Part of this seemed really like old time, with just my brother Tea Biscuit and I making our way out to beneath Rt 57 again, and then up where the path used to be to Port Colden Road where we grew up. We walked directly from the now almost gone path directly into the back yard where I had set up the twenty by forty foot tent for the party the week before, and where Mark had gathered up plenty of wood for the fire.

 Mark plans on moving in the near future, and so it might be the last chance we’d have to do a camp fire for the anniversary hike at his house, so it was only appropriate that we end the hike right where we always had in the past.


 The night wasn’t the crazy time that so many parties had turned out to be in the past. We stood, then sat, then stood again around the fire, chatting and having a nice time.
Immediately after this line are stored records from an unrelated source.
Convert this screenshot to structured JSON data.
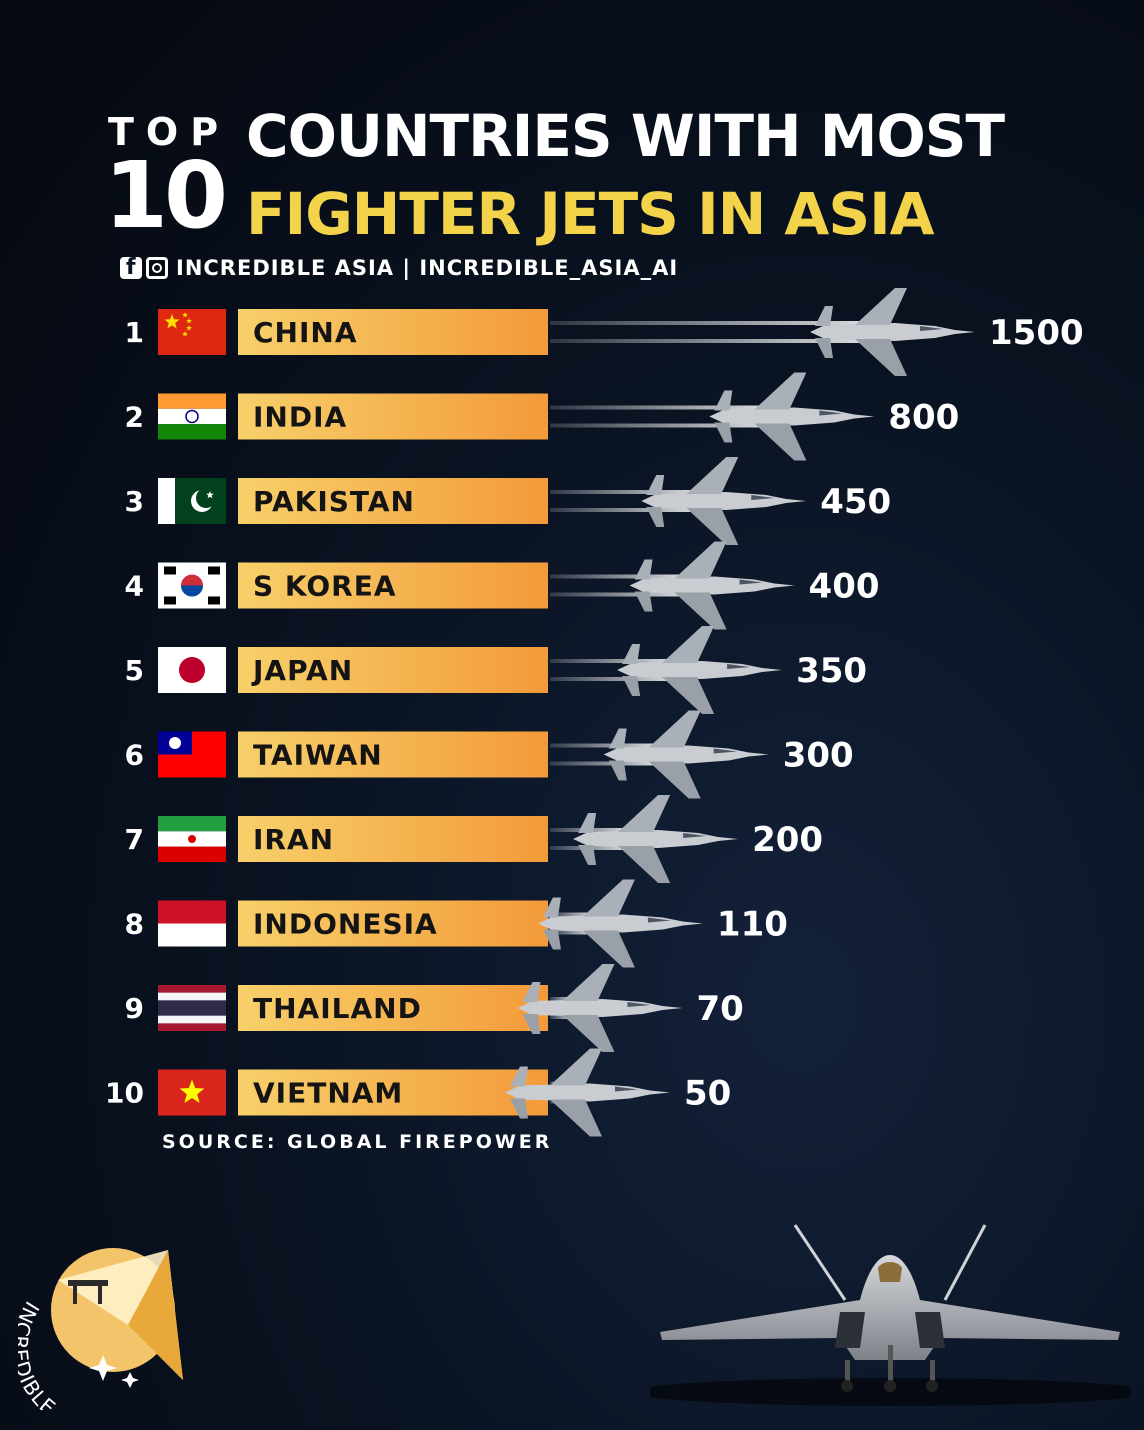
{
  "header": {
    "top_label": "TOP",
    "ten_label": "10",
    "title_line1": "COUNTRIES WITH MOST",
    "title_line2": "FIGHTER JETS IN ASIA",
    "handle": "INCREDIBLE ASIA | INCREDIBLE_ASIA_AI"
  },
  "chart_data": {
    "type": "bar",
    "title": "COUNTRIES WITH MOST FIGHTER JETS IN ASIA",
    "categories": [
      "CHINA",
      "INDIA",
      "PAKISTAN",
      "S KOREA",
      "JAPAN",
      "TAIWAN",
      "IRAN",
      "INDONESIA",
      "THAILAND",
      "VIETNAM"
    ],
    "ranks": [
      "1",
      "2",
      "3",
      "4",
      "5",
      "6",
      "7",
      "8",
      "9",
      "10"
    ],
    "values": [
      1500,
      800,
      450,
      400,
      350,
      300,
      200,
      110,
      70,
      50
    ],
    "orientation": "horizontal",
    "colors": {
      "label_bar_start": "#f7d06a",
      "label_bar_end": "#f39a3a",
      "title_accent": "#f3d34a"
    }
  },
  "source": "SOURCE: GLOBAL FIREPOWER",
  "logo": {
    "text": "INCREDIBLE ASIA"
  }
}
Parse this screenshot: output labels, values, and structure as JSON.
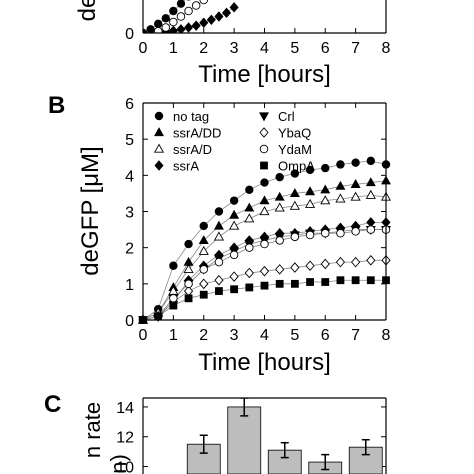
{
  "chart_data": [
    {
      "type": "line",
      "ylabel": "de",
      "xlabel": "Time [hours]",
      "xlim": [
        0,
        8
      ],
      "xticks": [
        0,
        1,
        2,
        3,
        4,
        5,
        6,
        7,
        8
      ],
      "ylim": [
        0,
        0.9
      ],
      "yticks": [
        0
      ],
      "series": [
        {
          "marker": "circle",
          "color": "#000000",
          "x": [
            0,
            0.25,
            0.5,
            0.75,
            1,
            1.25,
            1.5
          ],
          "values": [
            0,
            0.1,
            0.25,
            0.4,
            0.6,
            0.8,
            1.0
          ]
        },
        {
          "marker": "diamond",
          "color": "#000000",
          "x": [
            0.5,
            0.75,
            1,
            1.25,
            1.5,
            1.75,
            2,
            2.25,
            2.5,
            2.75,
            3
          ],
          "values": [
            0,
            0.03,
            0.06,
            0.1,
            0.15,
            0.2,
            0.28,
            0.36,
            0.45,
            0.55,
            0.7
          ]
        },
        {
          "marker": "circle-open",
          "color": "#000000",
          "x": [
            0.5,
            0.75,
            1,
            1.25,
            1.5,
            1.75,
            2
          ],
          "values": [
            0.05,
            0.15,
            0.3,
            0.45,
            0.6,
            0.75,
            0.9
          ]
        }
      ]
    },
    {
      "type": "line",
      "panel": "B",
      "ylabel": "deGFP [μM]",
      "xlabel": "Time [hours]",
      "xlim": [
        0,
        8
      ],
      "xticks": [
        0,
        1,
        2,
        3,
        4,
        5,
        6,
        7,
        8
      ],
      "ylim": [
        0,
        6
      ],
      "yticks": [
        0,
        1,
        2,
        3,
        4,
        5,
        6
      ],
      "legend": "upper left",
      "x": [
        0,
        0.5,
        1,
        1.5,
        2,
        2.5,
        3,
        3.5,
        4,
        4.5,
        5,
        5.5,
        6,
        6.5,
        7,
        7.5,
        8
      ],
      "series": [
        {
          "name": "no tag",
          "marker": "circle",
          "color": "#000000",
          "values": [
            0,
            0.3,
            1.5,
            2.1,
            2.6,
            3.0,
            3.3,
            3.6,
            3.8,
            3.95,
            4.05,
            4.15,
            4.2,
            4.3,
            4.35,
            4.4,
            4.3
          ]
        },
        {
          "name": "ssrA/DD",
          "marker": "triangle",
          "color": "#000000",
          "values": [
            0,
            0.2,
            0.9,
            1.6,
            2.2,
            2.6,
            2.9,
            3.1,
            3.3,
            3.4,
            3.5,
            3.55,
            3.6,
            3.7,
            3.75,
            3.8,
            3.85
          ]
        },
        {
          "name": "ssrA/D",
          "marker": "triangle-open",
          "color": "#000000",
          "values": [
            0,
            0.2,
            0.8,
            1.4,
            1.9,
            2.3,
            2.6,
            2.8,
            3.0,
            3.1,
            3.15,
            3.2,
            3.3,
            3.35,
            3.4,
            3.45,
            3.4
          ]
        },
        {
          "name": "ssrA",
          "marker": "diamond",
          "color": "#000000",
          "values": [
            0,
            0.1,
            0.5,
            1.1,
            1.5,
            1.8,
            2.0,
            2.2,
            2.3,
            2.4,
            2.4,
            2.45,
            2.5,
            2.55,
            2.6,
            2.7,
            2.7
          ]
        },
        {
          "name": "Crl",
          "marker": "triangle-down",
          "color": "#000000",
          "values": [
            0,
            0.1,
            0.6,
            1.0,
            1.4,
            1.7,
            1.9,
            2.1,
            2.2,
            2.3,
            2.35,
            2.4,
            2.4,
            2.45,
            2.5,
            2.5,
            2.5
          ]
        },
        {
          "name": "YbaQ",
          "marker": "diamond-open",
          "color": "#000000",
          "values": [
            0,
            0.1,
            0.5,
            0.8,
            1.0,
            1.1,
            1.2,
            1.3,
            1.35,
            1.4,
            1.45,
            1.5,
            1.55,
            1.6,
            1.6,
            1.65,
            1.65
          ]
        },
        {
          "name": "YdaM",
          "marker": "circle-open",
          "color": "#000000",
          "values": [
            0,
            0.1,
            0.6,
            1.0,
            1.4,
            1.6,
            1.8,
            2.0,
            2.1,
            2.2,
            2.3,
            2.35,
            2.4,
            2.4,
            2.45,
            2.5,
            2.5
          ]
        },
        {
          "name": "OmpA",
          "marker": "square",
          "color": "#000000",
          "values": [
            0,
            0.1,
            0.4,
            0.6,
            0.7,
            0.8,
            0.85,
            0.9,
            0.95,
            1.0,
            1.0,
            1.05,
            1.05,
            1.1,
            1.1,
            1.1,
            1.1
          ]
        }
      ]
    },
    {
      "type": "bar",
      "panel": "C",
      "ylabel": [
        "n rate",
        "n)"
      ],
      "categories": [
        null,
        null,
        null,
        null,
        null
      ],
      "values": [
        11.5,
        14.0,
        11.1,
        10.3,
        11.3
      ],
      "errors": [
        0.6,
        0.6,
        0.5,
        0.5,
        0.5
      ],
      "color": "#bdbdbd",
      "ylim": [
        9.5,
        14.6
      ],
      "yticks": [
        10,
        12,
        14
      ]
    }
  ]
}
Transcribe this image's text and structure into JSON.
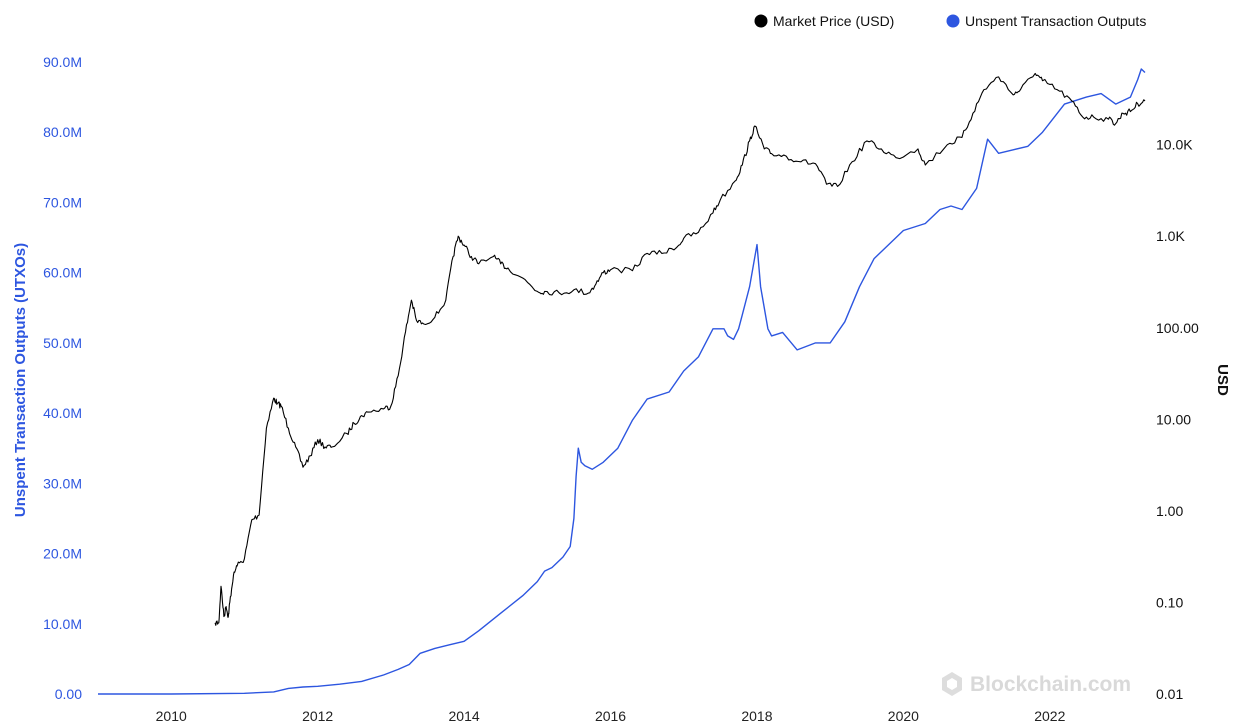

Matt Davis wasn’t able to come on the hike, but he did make it over to the party which was nice.

I would never have pictured all of this hobbie evolving into the amazing thing it has become. It truly is another family, and I'm beyond grateful for the time and effort everyone has put out to be a part of it.

At the close of 25 years, I wonder where I will be, if I am in fact anywhere, in another 25. I hope that my son will take to it and enjoy it with me. I hope that I'm not judgemental and forceful, and that he can do so on his own terms. I hope his mother lets go of whatever resentments she harbors toward me so that he will have the best life he can.
I hope that the hikes can continue much in the way they always have, and that this family I've built among my hiking companions, and integrated with my own blood family can continue to evolve as not a competion, but a compliment to everything family is and should be as my life marches on.